UK Grain event shows money-saving ideas
It may have been a relatively easy harvest this year, but grain kit manufacturers had plenty of ideas for boosting throughput at the recent UK Grain event in Peterborough.
GlassGuard SB Luminaire unbreakable lamps
Broken glass from a shattered bulb can be bad news when it’s a grainstore that’s underneath. But firms like GlassGuard stop that happening by using a coating on the bulbs that stops them shattering.
Its latest model is the SB Luminaires that consists of four energy-saving 55W tubes combined into a usefully-bright 220W unit that won’t shatter. The light can also be fitted with a movement sensor or daylight sensor to ensure that it’s only on when necessary. There’s also a slightly brighter 320W unit.
Cost of the unit is between £200 and £400, depending on the wattage and number of sensors.
Clean sweep for Master Driers mobile vacuum system
Dust and grain are unavoidable bedfellows, but Colchester-based dryer maker Master Driers is now offering a vacuum cleaning system on its mobile dryers.
Called the Mastervac, it can be used to suck up spilt grain on the store floor as well as dust on and around the dryer itself.
A 10m suction hose with a handle and rigid end-section does the work and then discharges into the machine’s dust collection system and collected away from the dryer. Cost is £575 when supplied with the dryer.

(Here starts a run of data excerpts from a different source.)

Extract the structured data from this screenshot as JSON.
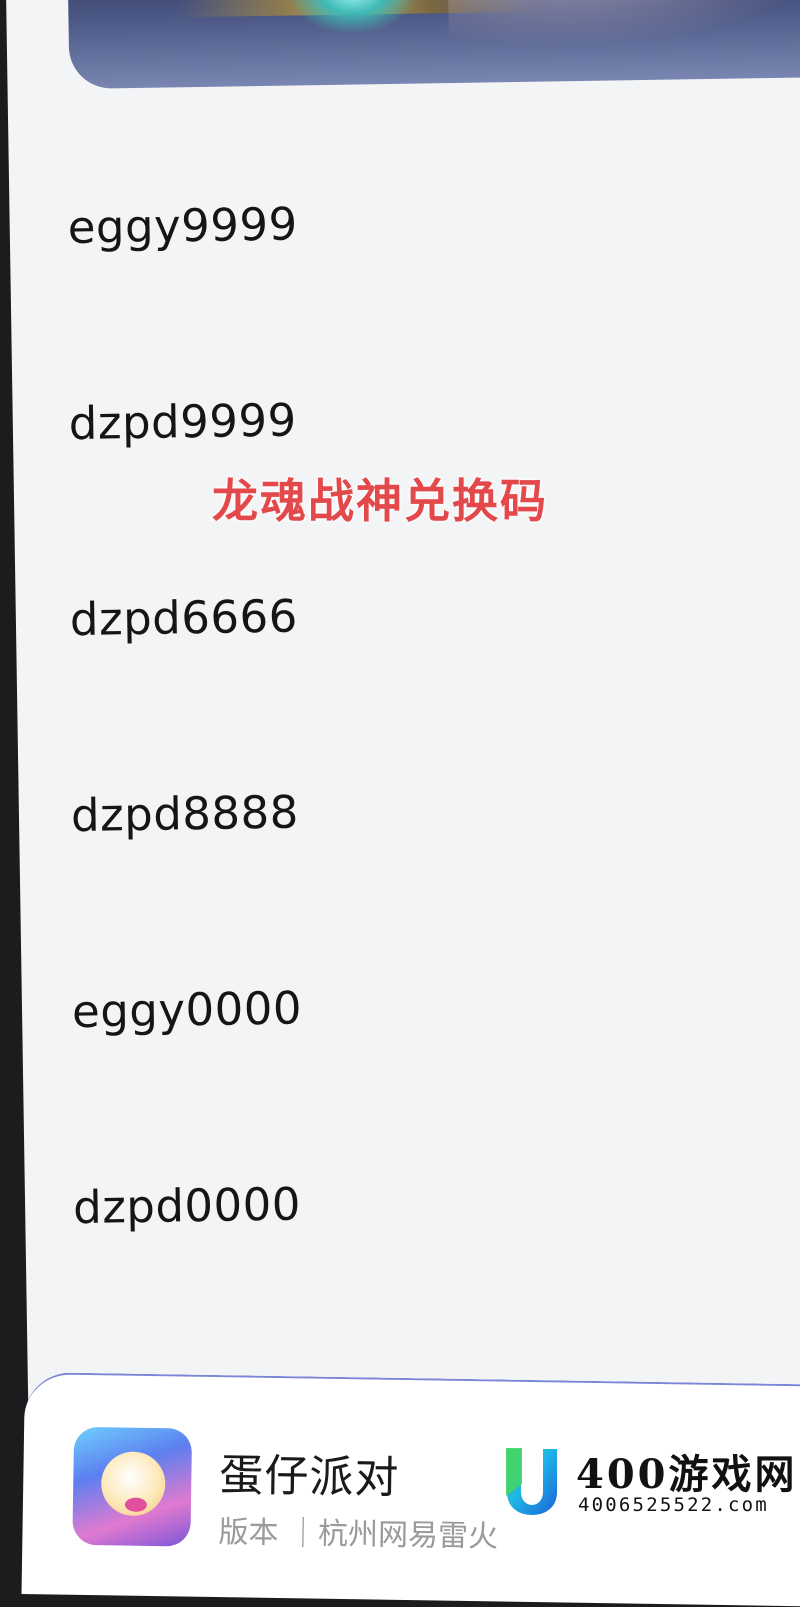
{
  "codes": [
    "eggy9999",
    "dzpd9999",
    "dzpd6666",
    "dzpd8888",
    "eggy0000",
    "dzpd0000"
  ],
  "overlay_title": "龙魂战神兑换码",
  "overlay_title_color": "#e3484a",
  "app_card": {
    "icon": "app-icon",
    "name": "蛋仔派对",
    "meta": "版本 ｜杭州网易雷火"
  },
  "watermark": {
    "main": "400游戏网",
    "sub": "4006525522.com",
    "logo": "u-logo-icon"
  }
}
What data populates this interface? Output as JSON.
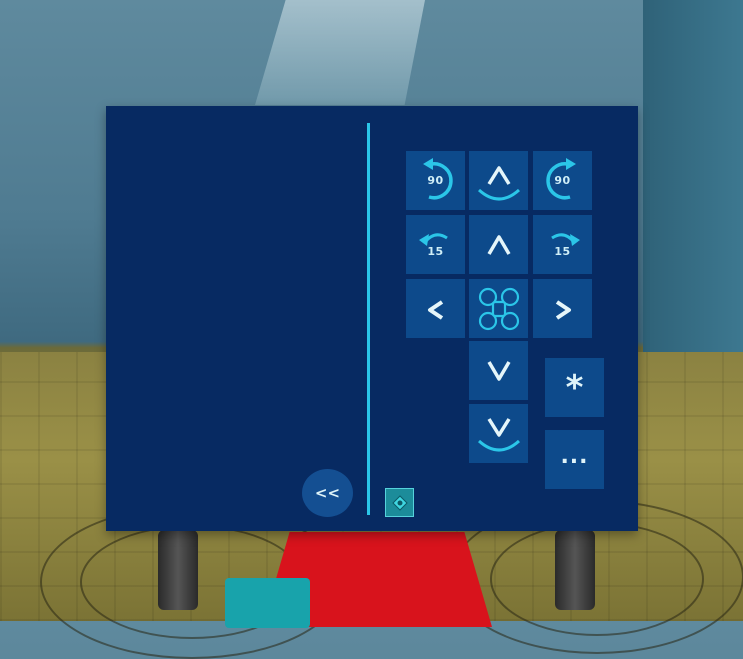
{
  "controls": {
    "rotate_left_90": {
      "label": "90",
      "icon": "rotate-left-icon"
    },
    "ascend": {
      "icon": "ascend-icon"
    },
    "rotate_right_90": {
      "label": "90",
      "icon": "rotate-right-icon"
    },
    "rotate_left_15": {
      "label": "15",
      "icon": "rotate-left-icon"
    },
    "forward": {
      "label": "^"
    },
    "rotate_right_15": {
      "label": "15",
      "icon": "rotate-right-icon"
    },
    "left": {
      "label": "<"
    },
    "center": {
      "icon": "drone-icon"
    },
    "right": {
      "label": ">"
    },
    "backward": {
      "label": "V"
    },
    "descend": {
      "icon": "descend-icon"
    },
    "star": {
      "label": "*"
    },
    "more": {
      "label": "..."
    },
    "collapse": {
      "label": "<<"
    },
    "status": {
      "icon": "drone-status-icon"
    }
  },
  "colors": {
    "panel": "#072a62",
    "button": "#0d4a8b",
    "accent": "#2bc6e8"
  }
}
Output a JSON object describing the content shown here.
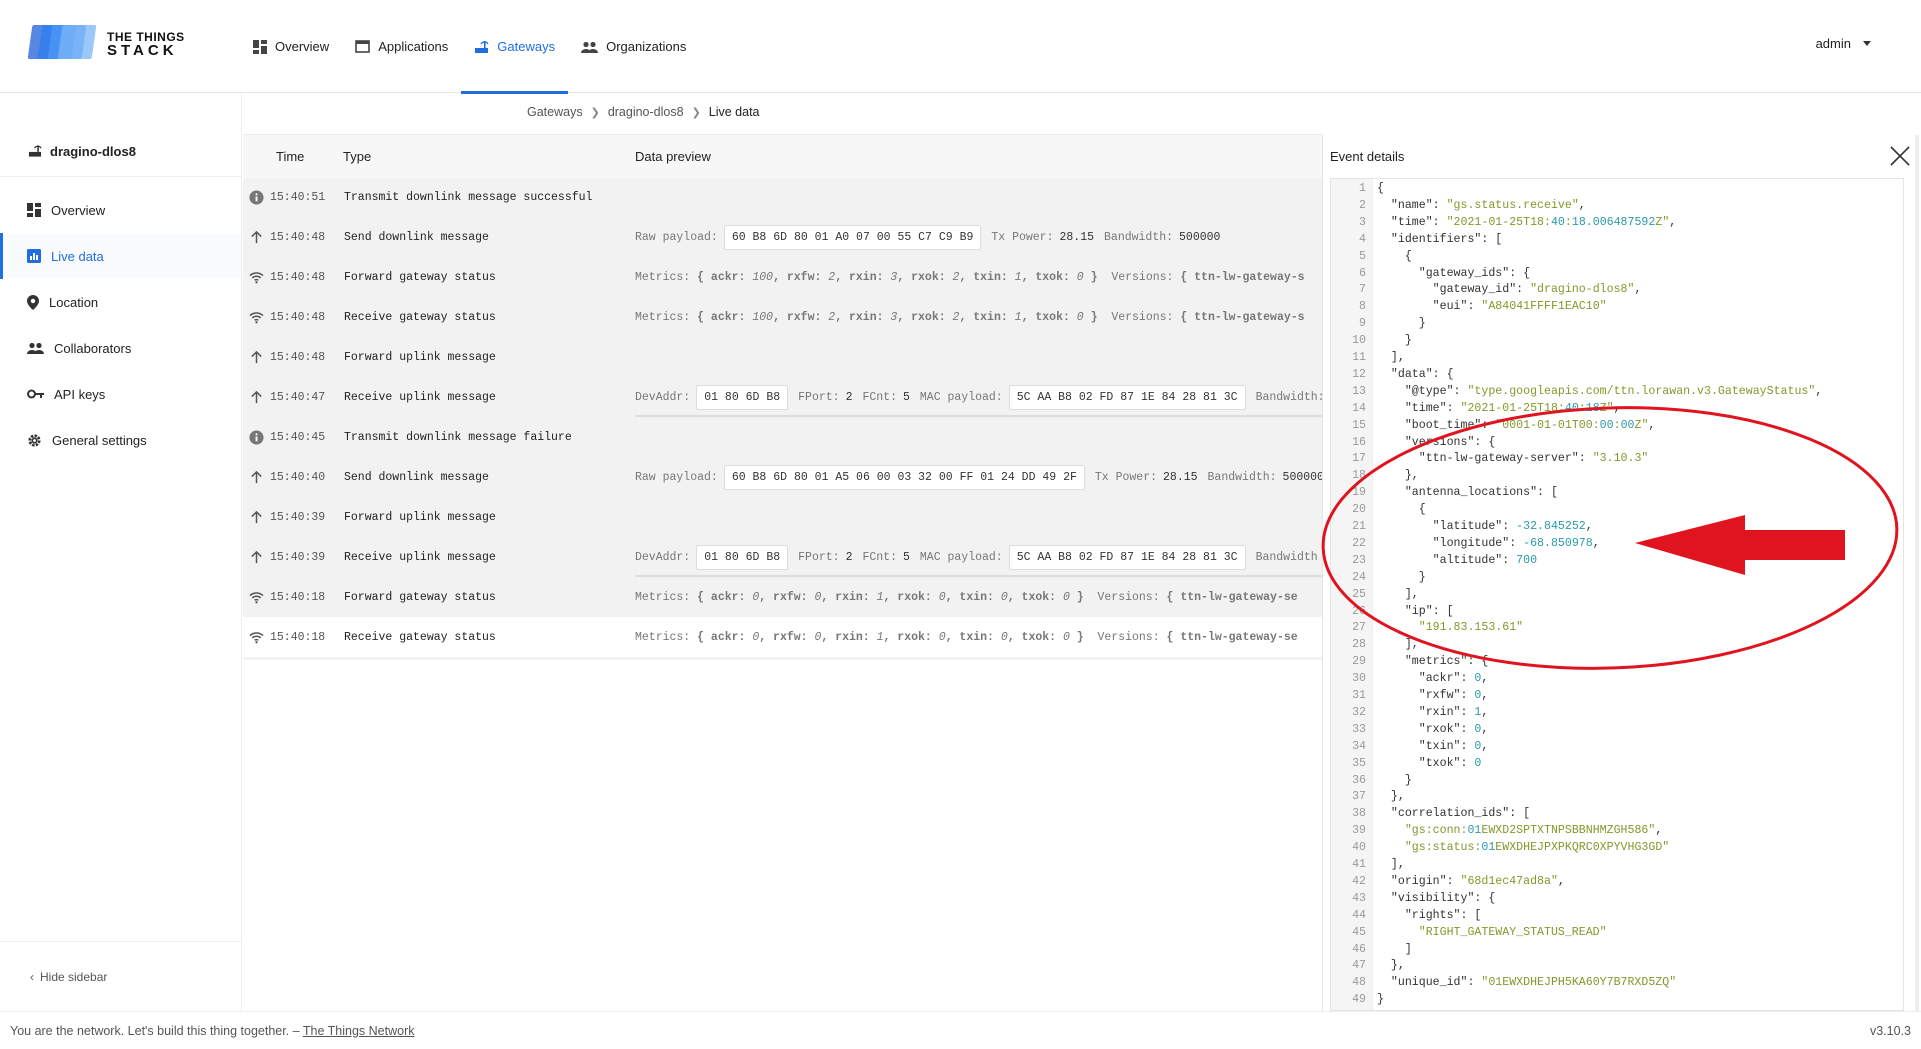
{
  "header": {
    "logo_line1": "THE THINGS",
    "logo_line2": "STACK",
    "nav": [
      {
        "label": "Overview",
        "icon": "dashboard-icon",
        "active": false
      },
      {
        "label": "Applications",
        "icon": "window-icon",
        "active": false
      },
      {
        "label": "Gateways",
        "icon": "router-icon",
        "active": true
      },
      {
        "label": "Organizations",
        "icon": "people-icon",
        "active": false
      }
    ],
    "user": "admin",
    "accent": "#1f6fe0"
  },
  "sidebar": {
    "gateway_name": "dragino-dlos8",
    "items": [
      {
        "label": "Overview",
        "icon": "dashboard-icon"
      },
      {
        "label": "Live data",
        "icon": "chart-icon"
      },
      {
        "label": "Location",
        "icon": "pin-icon"
      },
      {
        "label": "Collaborators",
        "icon": "people-icon"
      },
      {
        "label": "API keys",
        "icon": "key-icon"
      },
      {
        "label": "General settings",
        "icon": "gear-icon"
      }
    ],
    "hide_label": "Hide sidebar"
  },
  "breadcrumb": [
    "Gateways",
    "dragino-dlos8",
    "Live data"
  ],
  "table": {
    "headers": {
      "time": "Time",
      "type": "Type",
      "preview": "Data preview"
    },
    "rows": [
      {
        "icon": "info-icon",
        "time": "15:40:51",
        "type": "Transmit downlink message successful"
      },
      {
        "icon": "arrow-up-icon",
        "time": "15:40:48",
        "type": "Send downlink message"
      },
      {
        "icon": "wifi-icon",
        "time": "15:40:48",
        "type": "Forward gateway status"
      },
      {
        "icon": "wifi-icon",
        "time": "15:40:48",
        "type": "Receive gateway status"
      },
      {
        "icon": "arrow-up-icon",
        "time": "15:40:48",
        "type": "Forward uplink message"
      },
      {
        "icon": "arrow-up-icon",
        "time": "15:40:47",
        "type": "Receive uplink message"
      },
      {
        "icon": "info-icon",
        "time": "15:40:45",
        "type": "Transmit downlink message failure"
      },
      {
        "icon": "arrow-up-icon",
        "time": "15:40:40",
        "type": "Send downlink message"
      },
      {
        "icon": "arrow-up-icon",
        "time": "15:40:39",
        "type": "Forward uplink message"
      },
      {
        "icon": "arrow-up-icon",
        "time": "15:40:39",
        "type": "Receive uplink message"
      },
      {
        "icon": "wifi-icon",
        "time": "15:40:18",
        "type": "Forward gateway status"
      },
      {
        "icon": "wifi-icon",
        "time": "15:40:18",
        "type": "Receive gateway status"
      }
    ],
    "previews": {
      "raw_label": "Raw payload:",
      "tx_label": "Tx Power:",
      "bw_label": "Bandwidth:",
      "raw1": "60 B8 6D 80 01 A0 07 00 55 C7 C9 B9",
      "tx1": "28.15",
      "bw1": "500000",
      "raw2": "60 B8 6D 80 01 A5 06 00 03 32 00 FF 01 24 DD 49 2F",
      "tx2": "28.15",
      "bw2": "500000",
      "metrics_label": "Metrics:",
      "versions_label": "Versions:",
      "versions_val": "{ ttn-lw-gateway-s",
      "versions_val2": "{ ttn-lw-gateway-se",
      "m1": {
        "ackr": "100",
        "rxfw": "2",
        "rxin": "3",
        "rxok": "2",
        "txin": "1",
        "txok": "0"
      },
      "m2": {
        "ackr": "0",
        "rxfw": "0",
        "rxin": "1",
        "rxok": "0",
        "txin": "0",
        "txok": "0"
      },
      "devaddr_label": "DevAddr:",
      "devaddr": "01 80 6D B8",
      "fport_label": "FPort:",
      "fport": "2",
      "fcnt_label": "FCnt:",
      "fcnt": "5",
      "mac_label": "MAC payload:",
      "mac": "5C AA B8 02 FD 87 1E 84 28 81 3C",
      "bw_cut": "Bandwidth:",
      "bw_cut2": "Bandwidth"
    }
  },
  "event_details": {
    "title": "Event details",
    "lines": [
      "{",
      "  \"name\": \"gs.status.receive\",",
      "  \"time\": \"2021-01-25T18:40:18.006487592Z\",",
      "  \"identifiers\": [",
      "    {",
      "      \"gateway_ids\": {",
      "        \"gateway_id\": \"dragino-dlos8\",",
      "        \"eui\": \"A84041FFFF1EAC10\"",
      "      }",
      "    }",
      "  ],",
      "  \"data\": {",
      "    \"@type\": \"type.googleapis.com/ttn.lorawan.v3.GatewayStatus\",",
      "    \"time\": \"2021-01-25T18:40:18Z\",",
      "    \"boot_time\": \"0001-01-01T00:00:00Z\",",
      "    \"versions\": {",
      "      \"ttn-lw-gateway-server\": \"3.10.3\"",
      "    },",
      "    \"antenna_locations\": [",
      "      {",
      "        \"latitude\": -32.845252,",
      "        \"longitude\": -68.850978,",
      "        \"altitude\": 700",
      "      }",
      "    ],",
      "    \"ip\": [",
      "      \"191.83.153.61\"",
      "    ],",
      "    \"metrics\": {",
      "      \"ackr\": 0,",
      "      \"rxfw\": 0,",
      "      \"rxin\": 1,",
      "      \"rxok\": 0,",
      "      \"txin\": 0,",
      "      \"txok\": 0",
      "    }",
      "  },",
      "  \"correlation_ids\": [",
      "    \"gs:conn:01EWXD2SPTXTNPSBBNHMZGH586\",",
      "    \"gs:status:01EWXDHEJPXPKQRC0XPYVHG3GD\"",
      "  ],",
      "  \"origin\": \"68d1ec47ad8a\",",
      "  \"visibility\": {",
      "    \"rights\": [",
      "      \"RIGHT_GATEWAY_STATUS_READ\"",
      "    ]",
      "  },",
      "  \"unique_id\": \"01EWXDHEJPH5KA60Y7B7RXD5ZQ\"",
      "}"
    ],
    "annotation_color": "#e0141e"
  },
  "footer": {
    "text": "You are the network. Let's build this thing together. –",
    "link": "The Things Network",
    "version": "v3.10.3"
  }
}
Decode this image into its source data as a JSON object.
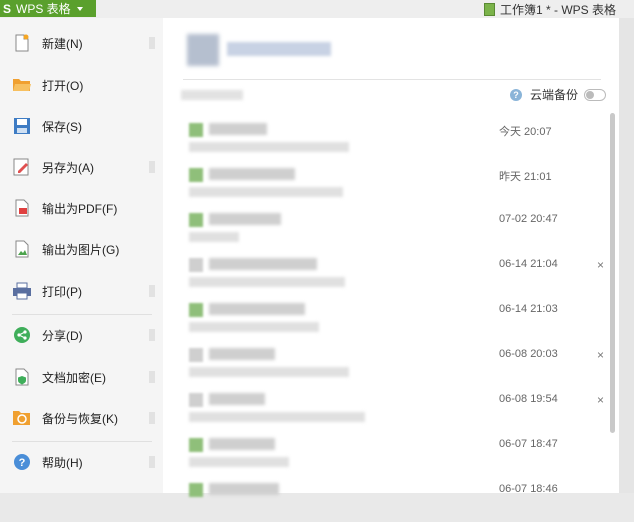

Master has also shifted from a twin-burner system to a three-nozzle one. This means that there’s no longer any need to change jets when moving from wheat to rape nor any danger of knocking the electrode.
BDC Grain Butler sweeps up
Built-in grain stirrers may be the ideal set-up in new stores, but for many people they are hard to fit or too expensive. BDC’s clever Grain Butler is one way to do the job more cheaply and gets an upgrade for next year.
The basic principle stays the same: an electric motor powers a vertical auger from 1.5m to 4m in length and with flight diameters of 50mm to 90mm. But a new rudder is now fitted to keep it straight and the angle of the auger has changed.
A wireless actuator is also available to allow it to be operated from 25-30m away. Cost is £3,750 with the manual rudder.
Lishman floors the competition
Putting in a new grainstore will never be a cheap process, but Lincolnshire company Martin Lishman reckons that its latest Floorvent system could give a simpler (and cheaper) alternative to the usual metal floor-vents.
It’s based on the firm’s Pile-Dry Pedestals, which use on-board 3hp fans to provide a flexible way to vent grain in storage bins up to a depth of 12m. The difference here is that the FloorVents are installed at the same time as the concrete floor is laid.
Each is 1m high, 300mm in diameter and placed 10m apart, with a 200mm diameter drainage pipe running below ground from the pedestal and venting outside the building. The company says that one of the first stores to use the system in the 2013 harvest was able to cool grain coming in a 28C down to 10C by the second week in October.
The vents can be unscrewed when the store needs to be emptied and a drain cover keeps grain out. Cost of each unit (including Floorvent and motor) is about £880.
Life’s a batch for Opico dryer
Opico’s £54,472 gas-fired GT 8000 automatic recirculating mobile batch dryer holds 21t, 3t more than the next biggest dryer in the GT range. It’s a multiple-motor, three-phase powered model that uses liquid propane gas to deliver heat for drying.
It’s fully automatic and uses Opico’s Grain Guard, a digital controller that allows the machine to be programmed for round-the-clock drying. The company was also showing the £59,866 Magna 2000 Auto, a 20t diesel-powered mobile recirculating batch dryer.